RAG (Retrieval-Augmented Generation)
Overview
RAG combines the power of retrieval-based systems with generative AI models to provide accurate, context-aware responses. Instead of relying solely on the LLM's training data, RAG fetches relevant information from your document repository before generating responses.
Basic RAG Flow
Configuration
Here's how to configure a RAG agent with our enhanced architecture:
{
    "name": "DocumentHelper",
    "description": "Document assistant",
    "agentType": "rag",
    "notes": "Agent for document queries",
    "config": {
        "filter_value": {},
        "limit": 5,
        "system_prompt": """|
      Context information is below.
      ---------------------
      {context_str}
      ---------------------
      Given the context information and not prior knowledge, answer the query.
      Query: {query_str}
      Answer: """,
        "llm_model_id": "amazon.nova-micro-v1:0",
        "inference_config": {
            "max_tokens": 4000,
            "temperature": 0.7
        }
    }
}
Max Retries
When invoking agents that error for any reason (E.g., input is too large, network issue, etc.),
the client you're using to make the request could time out.
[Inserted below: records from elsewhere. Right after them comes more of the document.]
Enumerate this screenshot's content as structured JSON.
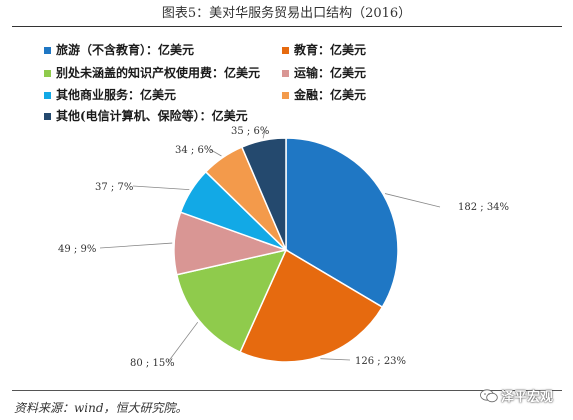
{
  "title": "图表5：美对华服务贸易出口结构（2016）",
  "source": "资料来源：wind，恒大研究院。",
  "watermark": "泽平宏观",
  "chart_data": {
    "type": "pie",
    "unit": "亿美元",
    "slices": [
      {
        "label": "旅游（不含教育）：亿美元",
        "value": 182,
        "percent": 34,
        "data_label": "182 ; 34%",
        "color": "#1f77c4"
      },
      {
        "label": "教育：亿美元",
        "value": 126,
        "percent": 23,
        "data_label": "126 ; 23%",
        "color": "#e66a0f"
      },
      {
        "label": "别处未涵盖的知识产权使用费：亿美元",
        "value": 80,
        "percent": 15,
        "data_label": "80 ; 15%",
        "color": "#8fcb4c"
      },
      {
        "label": "运输：亿美元",
        "value": 49,
        "percent": 9,
        "data_label": "49 ; 9%",
        "color": "#d99694"
      },
      {
        "label": "其他商业服务：亿美元",
        "value": 37,
        "percent": 7,
        "data_label": "37 ; 7%",
        "color": "#12a9e6"
      },
      {
        "label": "金融：亿美元",
        "value": 34,
        "percent": 6,
        "data_label": "34 ; 6%",
        "color": "#f39a4b"
      },
      {
        "label": "其他(电信计算机、保险等）：亿美元",
        "value": 35,
        "percent": 6,
        "data_label": "35 ; 6%",
        "color": "#24496e"
      }
    ],
    "legend_placement": "top-left"
  }
}
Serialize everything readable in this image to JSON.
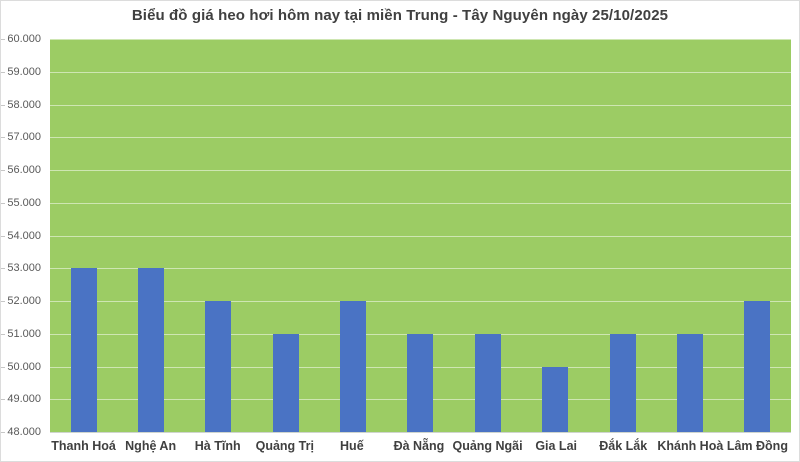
{
  "chart_data": {
    "type": "bar",
    "title": "Biểu đồ giá heo hơi hôm nay tại miền Trung - Tây Nguyên ngày 25/10/2025",
    "categories": [
      "Thanh Hoá",
      "Nghệ An",
      "Hà Tĩnh",
      "Quảng Trị",
      "Huế",
      "Đà Nẵng",
      "Quảng Ngãi",
      "Gia Lai",
      "Đắk Lắk",
      "Khánh Hoà",
      "Lâm Đồng"
    ],
    "values": [
      53000,
      53000,
      52000,
      51000,
      52000,
      51000,
      51000,
      50000,
      51000,
      51000,
      52000
    ],
    "xlabel": "",
    "ylabel": "",
    "ylim": [
      48000,
      60000
    ],
    "y_step": 1000,
    "y_tick_labels": [
      "60.000",
      "59.000",
      "58.000",
      "57.000",
      "56.000",
      "55.000",
      "54.000",
      "53.000",
      "52.000",
      "51.000",
      "50.000",
      "49.000",
      "48.000"
    ],
    "grid": true,
    "legend": false,
    "colors": {
      "bar": "#4a73c4",
      "plot_background": "#9ccc64",
      "gridline": "rgba(255,255,255,0.5)",
      "title_text": "#404040",
      "axis_text": "#595959",
      "category_text": "#404040",
      "chart_border": "#dcdcdc"
    }
  }
}
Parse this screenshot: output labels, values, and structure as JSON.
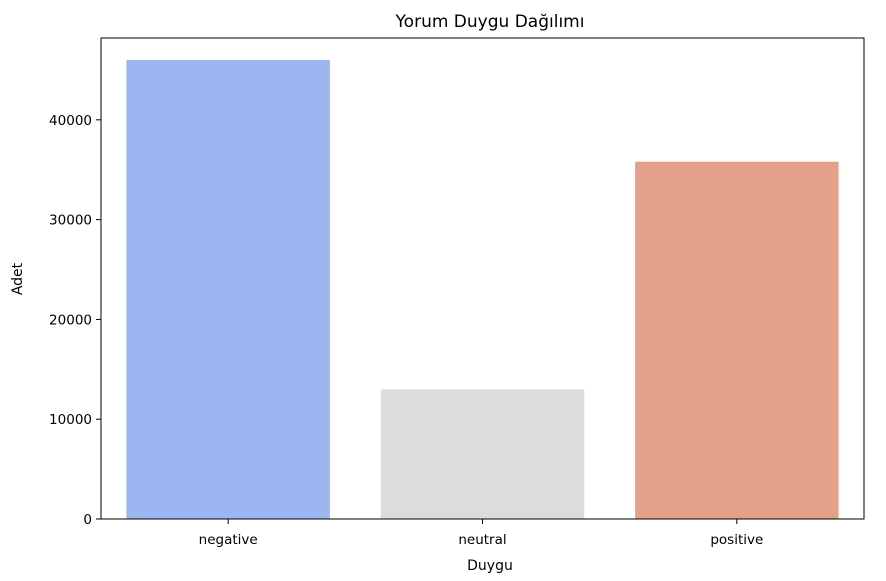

To help with this, you could set max_retries in the inference_config to a low number (E.g., 2).
Best Practices
- 
Document Preparation - Ensure documents are properly chunked
- Maintain consistent formatting
- Include metadata for filtering
 
- 
Query Formation - Be specific in queries
- Use natural language
- Include relevant context
 
- 
Filter Usage - The filterValueparameter follows the Semantic API filtering structure
- For detailed filter options and syntax, refer to the Semantic API Documentation
- Common filters include document type, department, and date ranges
- Combine with semantic search for better results
 
- The 
The filtering capabilities are provided by the Semantic API. Check their documentation for the complete list of supported filters and proper filter syntax.
Streaming Support
RAG agents support streaming responses through the unified /v1/agents/{agent_id}/versions/{version_id-or-latest}/invoke-stream endpoint:
POST /v1/agents/{agent_id}/versions/{version_id-or-latest}/invoke-stream
{
    "messages": [
        {
            "role": "user",
            "content": "What's in our HR policy about vacation days?"
        }
    ],
    "filterValue": {
        "department": "HR",
        "documentType": "policy"
    }
}
When using streaming, responses come in chunks. Each chunk is a valid JSON object containing a portion of the complete response. The concatenation of all chunks forms the complete text response, which is not in JSON format.
Deep Search
You can enhance RAG agents with Deep Search capabilities for more comprehensive analysis.
To enable Deep Search, include enable_deep_search: true in your request to the standard invoke-agent or invoke-agent-stream endpoints.
hx_env_id is also required; however, it will be automatically be extracted from the JWT token if your authentication is setup properly.
Example Deep Search Request
POST /v1/agents/{agent_id}/invoke-agent
{
    "messages": [
        {
            "role": "user",
            "content": "What's in our HR policy about vacation days? Provide a detailed analysis."
        }
    ],    
    "enable_deep_search": true,
    "filterValue": {
        "department": "HR",
        "documentType": "policy"
    }
}
- Deep Search performs a more thorough, multi-step research process and can take several minutes to respond.
- It is ideal for complex queries that require in-depth analysis across multiple documents.
Due to the nature of streaming, returning data chunk by chunk, failures that occur during runtime are difficult to return to the client. Therefore, the returned status code might be a 200, but we do our best to return the error in the response. However, it's also difficult doing that, as silent failures could occur. Please check the logs for errors that occur.